Bre-X Was A Failure of governance

J. Richard Finlay

Originally published in the Financial Post, August 1997

Continuing denials of culpability by former directors of Bre-X Minerals Inc. and securities regulators show once again that there is a predictable rhythm to corporate governance issues in the wake of disaster. In what has become the corporate version of line-dancing, academics and the media stamp their feet in demands for reform, regulators scurry for cover from the descending wrath of shareholders, and directors pirouette in elegant assertions that things will change. But when the revivalistic music stops, exhausted directors too often slump back into their boardroom seats, returning to their customary somnolent ways. The ritual is recurring in the Bre-X debacle.

Bre-X was a massive fraud to be sure. But it was also a massive failure of corporate governance. And the failure occurred on a number of fronts. With its insider board, dubious disclosure record, curious insider trading patterns, ever-expanding boasts about ore deposits and confusion about who owns them, Bre-X was a time bomb waiting to go off. But those who could have defused it heard only the siren song of fast money and not the tick, tick, tick, of impending ruin.

Of Bre-X’s board of six, only two members qualified as independent directors. The TSE’s guidelines for publicly traded companies call for a majority of outside, independent directors. This did not appear to bother many institutions or funds. When directors began to engage in heavy insider trading, regulators and advisors should have seen the signs and looked deeper into the details of the operation. Previous problems about licensing and ownership should have provided clues. Few followed that trail. When directors made ever-exaggerated claims about the size of the Busang find, regulators and investment advisors could have demanded more details. None did.

At its height, Bre-X had a market capitalization greater than Imperial Oil, Bombardier, Inco and Molson combined. And that was without any sales or profits. That alone should have prompted major financial institutions and pension funds, to say nothing of regulators, to take a closer look at the company. It never happened.

Another board that should also be doing some soul-searching is the TSE’s. The TSE’s guidelines on corporate governance raise an interesting question: Why does the TSE itself not comply with them?

Of the TSE’s board of 14, only four directors qualify as being independent. That’s far from a majority and far short of its own guidelines on corporate governance. Would a board composed of a majority of independent directors who are unaffiliated from member institutions have been more cautious about Bre-X? Would it have been more wary about putting Bre-X on the blue chip composite index when the company had no track record and when there were so many unanswered questions? Like many things about this scandal, we may never know. But we do know from the past, and from the TSE’s own study, that independent directors make for better boards. And better boards are motivated by the longer view, not necessarily the fastest buck.

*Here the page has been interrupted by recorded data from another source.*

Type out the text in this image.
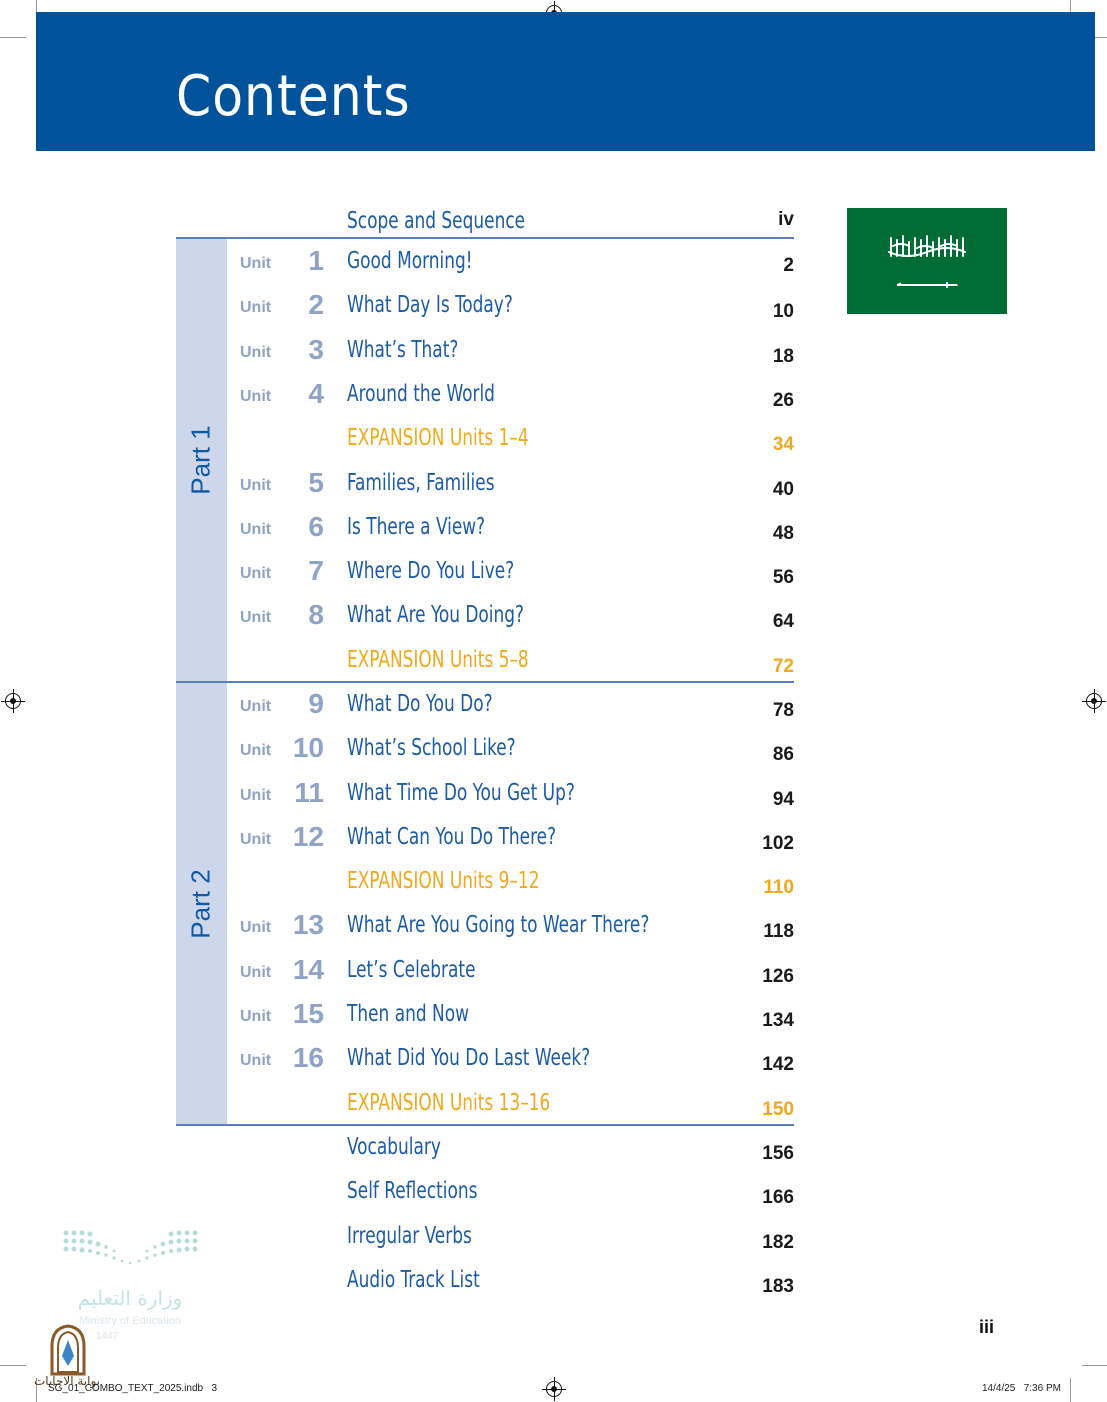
Contents
Scope and Sequence	iv
Part 1
Unit	1 Good Morning!	2
Unit	2 What Day Is Today?	10
Unit	3 What’s That?	18
Unit	4 Around the World	26
EXPANSION Units 1–4	34
Unit	5 Families, Families	40
Unit	6 Is There a View?	48
Unit	7 Where Do You Live?	56
Unit	8 What Are You Doing?	64
EXPANSION Units 5–8	72
Part 2
Unit	9 What Do You Do?	78
Unit 10 What’s School Like?	86
Unit 11 What Time Do You Get Up?	94
Unit 12 What Can You Do There?	102
EXPANSION Units 9–12	110
Unit 13 What Are You Going to Wear There?	118
Unit 14 Let’s Celebrate	126
Unit 15 Then and Now	134
Unit 16 What Did You Do Last Week?	142
EXPANSION Units 13–16	150
Vocabulary	156
Self Reflections	166
Irregular Verbs	182
Audio Track List	183
وزارة التعليم
Ministry of Education
1447
بوابة الاجابات
SG_01_COMBO_TEXT_2025.indb 3	14/4/25 7:36 PM
iii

Modern corporate governance practices, as every regulator and investment advisor has been taught, have grown out of disasters like Bre-X. The collapse of Great Britain’s Royal Mail Steam Packer Company in the 1930s (which, like Bre-X, also had a board of six directors) and Robert Maxwell’s empire, the S & L scandal in the United States and the demise of Confederation Life and dozens of other financial concerns in Canada all have involved failures of corporate governance. Had those lessons been applied in the Bre-X case, the fraud likely never would have achieved the level it did because institutional investors and regulators simply would not have endorsed a company that failed to practice even the most elementary standards of good corporate governance.

Directors, regulators and investment advisors are paid to read the signs of disaster as well as the portents of profit. The investing public is still waiting for an explanation as to why they failed in their duty over Bre-X.